In einem Inter­view mit 11FREUNDE sagte Jojo Liebnau einen Tag nach der Wahl: Es hieß, wir wollten den Vor­stands­vor­sit­zenden stürzen, was völ­liger Schwach­sinn ist.“ Ande­rer­seits ver­teilte die Gruppe Flyer mit dem Slogan Change“. Liebnau hatte immer wieder betont, dass er sich nicht ver­biegen lassen und auch als Auf­sichtsrat Vor­sänger bleiben wollte. Doch kann ein Marsch durch die Ver­eins­in­sti­tu­tionen gelingen, wenn man Gesänge anstimmt, die in der Kurve zwar zum nor­malen Ton gehören, in den Logen aller­dings die Sekt­flöten zer­springen lassen? Viel­leicht waren sie zu radikal“, sagt Ralf Bednarek, der heu­tige Chef der Sup­porters-Abtei­lung. Viel­leicht waren wir zu naiv“, sagt Mark­hardt.

Das Jahr 2009 hatte beschissen ange­fangen, es ging noch beschis­sener weiter. Im April und Mai spielte der HSV viermal gegen Werder Bremen, in der Bun­des­liga sowie im DFB-Pokal- und Europa-League-Halb­fi­nale. Aus den Cups schied man aus, in der Liga setzte es eine 0:2‑Pleite. Das alles zusammen hat mich wirk­lich fer­tig­ge­macht“, sagt Liebnau. Es war wie in einer Bezie­hung: Was einen einmal ver­letzt hat, lässt man nicht wieder so nah an sich ran.“ Er ging zum ersten Mal auf Distanz zu seinem Klub, der wei­tere Trainer ver­schliss, sich wieder aus einem Euro­pa­pokal-Halb­fi­nale ver­ab­schie­dete und bei der Suche nach einem Sport­chef bla­mierte. Die Mann­schaft mit dem teu­ersten Kader der Ver­eins­ge­schichte verlor sogar das Derby gegen den FC St. Pauli. Es war höchste Zeit zu reden.

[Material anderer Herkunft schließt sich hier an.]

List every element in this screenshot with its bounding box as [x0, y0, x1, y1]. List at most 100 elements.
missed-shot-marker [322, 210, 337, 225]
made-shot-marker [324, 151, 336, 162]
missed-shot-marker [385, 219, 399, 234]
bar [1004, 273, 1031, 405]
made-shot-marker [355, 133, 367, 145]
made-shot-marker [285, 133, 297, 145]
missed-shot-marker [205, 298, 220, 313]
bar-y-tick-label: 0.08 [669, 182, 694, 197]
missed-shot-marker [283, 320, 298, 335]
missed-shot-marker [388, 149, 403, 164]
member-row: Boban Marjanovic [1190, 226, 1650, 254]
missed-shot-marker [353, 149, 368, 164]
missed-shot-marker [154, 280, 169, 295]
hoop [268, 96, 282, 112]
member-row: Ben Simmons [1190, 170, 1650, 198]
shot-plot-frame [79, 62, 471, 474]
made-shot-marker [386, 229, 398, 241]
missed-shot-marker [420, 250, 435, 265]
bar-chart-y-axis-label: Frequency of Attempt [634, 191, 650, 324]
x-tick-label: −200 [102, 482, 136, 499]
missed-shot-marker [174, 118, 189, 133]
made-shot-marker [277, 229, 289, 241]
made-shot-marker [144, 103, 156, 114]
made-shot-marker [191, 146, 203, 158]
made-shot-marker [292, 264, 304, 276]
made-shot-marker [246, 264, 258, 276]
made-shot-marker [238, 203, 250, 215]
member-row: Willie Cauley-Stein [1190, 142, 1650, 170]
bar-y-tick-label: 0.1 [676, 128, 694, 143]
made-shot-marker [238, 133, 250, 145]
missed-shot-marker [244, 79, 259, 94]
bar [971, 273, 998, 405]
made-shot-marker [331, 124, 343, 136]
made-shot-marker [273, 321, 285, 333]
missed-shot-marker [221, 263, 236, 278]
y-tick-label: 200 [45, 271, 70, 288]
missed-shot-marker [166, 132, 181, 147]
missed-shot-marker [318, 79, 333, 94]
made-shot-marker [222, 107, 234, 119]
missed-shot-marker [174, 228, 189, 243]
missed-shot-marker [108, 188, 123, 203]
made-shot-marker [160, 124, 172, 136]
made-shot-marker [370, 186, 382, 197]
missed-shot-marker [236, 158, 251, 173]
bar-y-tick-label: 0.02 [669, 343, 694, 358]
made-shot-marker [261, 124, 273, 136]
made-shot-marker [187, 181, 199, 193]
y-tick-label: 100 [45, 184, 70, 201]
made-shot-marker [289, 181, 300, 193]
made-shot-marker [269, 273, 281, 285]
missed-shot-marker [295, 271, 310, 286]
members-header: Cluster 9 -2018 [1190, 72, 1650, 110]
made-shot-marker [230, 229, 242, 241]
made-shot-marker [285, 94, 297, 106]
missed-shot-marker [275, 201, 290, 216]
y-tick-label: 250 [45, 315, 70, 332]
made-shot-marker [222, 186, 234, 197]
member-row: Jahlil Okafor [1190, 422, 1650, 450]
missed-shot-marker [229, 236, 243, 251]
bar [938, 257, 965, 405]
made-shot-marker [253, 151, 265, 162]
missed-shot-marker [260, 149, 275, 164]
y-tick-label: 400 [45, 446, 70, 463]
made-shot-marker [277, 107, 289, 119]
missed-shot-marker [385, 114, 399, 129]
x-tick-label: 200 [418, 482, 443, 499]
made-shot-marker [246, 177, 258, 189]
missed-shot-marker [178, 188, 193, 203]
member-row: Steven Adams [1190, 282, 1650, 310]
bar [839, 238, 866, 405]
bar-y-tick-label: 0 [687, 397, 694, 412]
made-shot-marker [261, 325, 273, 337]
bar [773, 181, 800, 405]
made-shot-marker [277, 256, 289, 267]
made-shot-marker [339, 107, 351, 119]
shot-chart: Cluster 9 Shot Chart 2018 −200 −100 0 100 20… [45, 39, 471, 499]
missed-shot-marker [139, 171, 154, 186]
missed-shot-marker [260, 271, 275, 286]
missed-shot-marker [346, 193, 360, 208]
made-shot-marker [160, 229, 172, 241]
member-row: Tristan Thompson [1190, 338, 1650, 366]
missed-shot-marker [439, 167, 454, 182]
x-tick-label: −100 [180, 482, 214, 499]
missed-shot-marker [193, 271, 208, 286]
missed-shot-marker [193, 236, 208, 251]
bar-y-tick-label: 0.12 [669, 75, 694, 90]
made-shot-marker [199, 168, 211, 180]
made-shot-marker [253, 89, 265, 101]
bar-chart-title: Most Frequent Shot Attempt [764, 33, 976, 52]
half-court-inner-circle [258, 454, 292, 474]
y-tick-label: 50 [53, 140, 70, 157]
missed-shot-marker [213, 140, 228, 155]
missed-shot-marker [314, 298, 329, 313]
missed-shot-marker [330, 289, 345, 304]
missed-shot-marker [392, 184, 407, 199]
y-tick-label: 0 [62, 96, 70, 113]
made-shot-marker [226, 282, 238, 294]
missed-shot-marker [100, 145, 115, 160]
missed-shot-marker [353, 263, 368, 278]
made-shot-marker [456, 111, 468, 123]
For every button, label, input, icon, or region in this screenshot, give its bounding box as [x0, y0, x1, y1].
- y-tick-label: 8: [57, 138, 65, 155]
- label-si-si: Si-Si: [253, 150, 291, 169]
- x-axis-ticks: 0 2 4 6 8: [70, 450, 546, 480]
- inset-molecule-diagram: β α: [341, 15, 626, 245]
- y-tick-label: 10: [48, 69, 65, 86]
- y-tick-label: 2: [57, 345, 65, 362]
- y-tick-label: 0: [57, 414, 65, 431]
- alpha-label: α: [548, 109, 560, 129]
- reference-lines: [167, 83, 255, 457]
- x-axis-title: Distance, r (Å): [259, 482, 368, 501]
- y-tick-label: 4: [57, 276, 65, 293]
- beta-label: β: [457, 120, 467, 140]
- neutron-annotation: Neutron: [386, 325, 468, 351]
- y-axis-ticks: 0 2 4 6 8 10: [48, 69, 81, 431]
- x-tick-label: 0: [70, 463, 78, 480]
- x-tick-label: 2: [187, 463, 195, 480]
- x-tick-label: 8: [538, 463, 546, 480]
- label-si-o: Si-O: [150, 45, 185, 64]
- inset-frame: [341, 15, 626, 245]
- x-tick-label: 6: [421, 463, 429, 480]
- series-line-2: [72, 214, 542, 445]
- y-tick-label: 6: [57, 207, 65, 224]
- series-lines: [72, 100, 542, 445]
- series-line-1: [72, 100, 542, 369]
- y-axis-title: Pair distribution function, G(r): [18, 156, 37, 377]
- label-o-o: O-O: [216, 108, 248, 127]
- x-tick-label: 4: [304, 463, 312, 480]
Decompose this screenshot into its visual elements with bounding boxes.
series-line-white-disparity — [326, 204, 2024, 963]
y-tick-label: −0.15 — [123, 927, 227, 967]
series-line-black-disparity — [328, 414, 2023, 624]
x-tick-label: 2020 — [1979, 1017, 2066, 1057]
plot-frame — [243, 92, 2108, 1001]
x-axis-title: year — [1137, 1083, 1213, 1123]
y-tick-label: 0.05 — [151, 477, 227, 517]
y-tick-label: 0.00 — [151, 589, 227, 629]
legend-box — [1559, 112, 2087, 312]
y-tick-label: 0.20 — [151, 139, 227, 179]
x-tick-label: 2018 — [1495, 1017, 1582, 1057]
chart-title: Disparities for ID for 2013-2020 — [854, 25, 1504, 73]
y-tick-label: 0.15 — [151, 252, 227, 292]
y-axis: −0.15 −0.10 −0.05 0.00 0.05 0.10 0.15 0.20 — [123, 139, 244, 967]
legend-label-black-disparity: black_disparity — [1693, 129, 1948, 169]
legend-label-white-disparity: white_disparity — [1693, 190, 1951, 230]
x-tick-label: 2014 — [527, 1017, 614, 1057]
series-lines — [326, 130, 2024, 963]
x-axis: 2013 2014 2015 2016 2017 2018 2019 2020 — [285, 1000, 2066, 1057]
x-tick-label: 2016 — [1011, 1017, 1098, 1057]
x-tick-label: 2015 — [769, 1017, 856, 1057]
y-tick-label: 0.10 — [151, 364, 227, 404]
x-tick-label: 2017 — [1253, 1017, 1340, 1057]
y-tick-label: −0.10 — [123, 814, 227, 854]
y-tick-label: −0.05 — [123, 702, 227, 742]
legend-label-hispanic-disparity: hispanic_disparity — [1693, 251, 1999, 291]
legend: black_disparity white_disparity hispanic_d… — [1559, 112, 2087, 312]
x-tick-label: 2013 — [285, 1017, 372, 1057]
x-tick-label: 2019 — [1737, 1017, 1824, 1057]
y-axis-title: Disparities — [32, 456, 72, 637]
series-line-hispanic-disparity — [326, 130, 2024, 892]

Sind das wirk­lich alles Söldner? Sind wir die bösen Ultras?“

Nach dem dar­auf­fol­genden Spiel gegen Werder Bremen, bei dem die Chosen Few einen Stim­mungs­boy­kott durch­führte, erhielt Jojo Liebnau einen Anruf von Frank Rost. Die Mann­schaft hatte sich ent­schieden, auf die Fans zuzu­gehen. Man wollte sich treffen. Am nächsten Tag standen unter anderem Jojo Liebnau und Ralf Bednarek am ver­ab­re­deten Treff­punkt. Dann öff­nete sich eine Tür, Frank Rost schlappte in Adi­letten auf sie zu und führte sie direkt in die Kabine, in die hei­ligen Hallen einer Fuß­ball­mann­schaft. Dort spra­chen sie sich aus, nur die Mann­schaft und die Fans, keine Ver­eins­funk­tio­näre. Gerade Frank Rost hatte es der Chosen Few angetan, er hatte es über all die Jahre stets ver­standen, die Kla­viatur der Fan­emo­tionen per­fekt zu spielen. Manche nennen das popu­lis­tisch. Liebnau findet das ehr­lich. Er hat größte Hoch­ach­tung“ vor dem Tor­wart. Das Treffen war für ihn alleine schon des­halb wichtig, weil er in über 15 Jahren Fan­ak­ti­vität kaum Kon­takt zu den Spie­lern hatte. Was in der Kabine bespro­chen wurde, bleibt wei­terhin unter Ver­schluss“, sagt Liebnau. Das Treffen hat jeden­falls beiden Seiten geholfen. Alleine um die grund­sätz­li­chen Fragen zu klären: Sind das wirk­lich alles Söldner? Sind wir tat­säch­lich die bösen Ultras?“

Der neue Auf­sichtsrat ent­schied wenige Wochen später, Bernd Hoff­manns aus­lau­fenden Ver­trag nicht zu ver­län­gern. Der Vor­stands­vor­sit­zende packte noch vor Sai­son­ende seine Koffer. Die Wogen glät­teten sich, und das Band zwi­schen Mann­schaft und Fans wurde wieder dicker. Beim Spiel gegen Han­nover 96 im April dieses Jahres stand der gesperrte Änis Ben-Hatira auf Ein­la­dung der Fans mit im Block 22C. Er schrie, er pöbelte. Es fühlte sich ein wenig wie damals an, als dieser Geruch über dem Sta­dion lag. Wenn auch die Sen­sa­tionen wieder einmal aus­blieben.